Gustavo Hernandez is a poet from Jalisco, Mexico. He was raised in Santa Ana, California. His work has appeared in or is forthcoming from Sonora Review, Reed, Assaracus, Word Riot, and others. 

Hernandezpoetry.com

Baudelia

Grand mal seizures. My guess at the force
that was my Tía Baudelia’s burden. All
these decades later, from the stories
that my mother tells me. All her life 

in Jalisco, at the foot of a plateau, some
wilderness, in the disadvantage of an era,
to us, now, the disadvantage of old time, 
in an adobe house, in the mist. El gran mal. 

When my grandmother died, her daughters
thought they saw the source of her cancer
take the shape of an owl and fly into
the dry moonlit ruffle of a guamúchil. 

In town, depressed women were explained
with poison fed to them in food flavored
with envy or by the hands of jilted lovers.
But Baudelia was different—what ill will 

could befall someone who lived clutching
her mother’s rebozo her entire life?
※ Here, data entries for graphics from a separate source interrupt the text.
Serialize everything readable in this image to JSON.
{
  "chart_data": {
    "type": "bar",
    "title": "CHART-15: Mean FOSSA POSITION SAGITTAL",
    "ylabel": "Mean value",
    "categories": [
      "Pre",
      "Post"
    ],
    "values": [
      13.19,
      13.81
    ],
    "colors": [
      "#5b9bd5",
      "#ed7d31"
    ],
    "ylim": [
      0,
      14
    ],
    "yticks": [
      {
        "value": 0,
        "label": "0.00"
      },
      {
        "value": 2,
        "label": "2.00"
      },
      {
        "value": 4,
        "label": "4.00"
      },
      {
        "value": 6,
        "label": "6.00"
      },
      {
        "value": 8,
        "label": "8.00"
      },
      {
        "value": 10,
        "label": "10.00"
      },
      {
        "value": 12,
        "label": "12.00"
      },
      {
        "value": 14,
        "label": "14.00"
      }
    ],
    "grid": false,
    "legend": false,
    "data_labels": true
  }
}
A sickness.
A sadness. Poor child. Poor girl. Poor woman.
I guess at her half-living in a stasis, paint joy in 

the warm dirt patios of spring, her ear to a rustle
and glint of a finch song in the poinsettia,
the warmth of the stone oven in her parents’
kitchen, the blossoms of her sisters’ fortunes. 

My mother says when I was born she asked
to hold me. That I felt her arms outstretching.
Her breath expanding. Give him to me, Lupe.
I can hold him. I won’t drop him. I won’t get sick.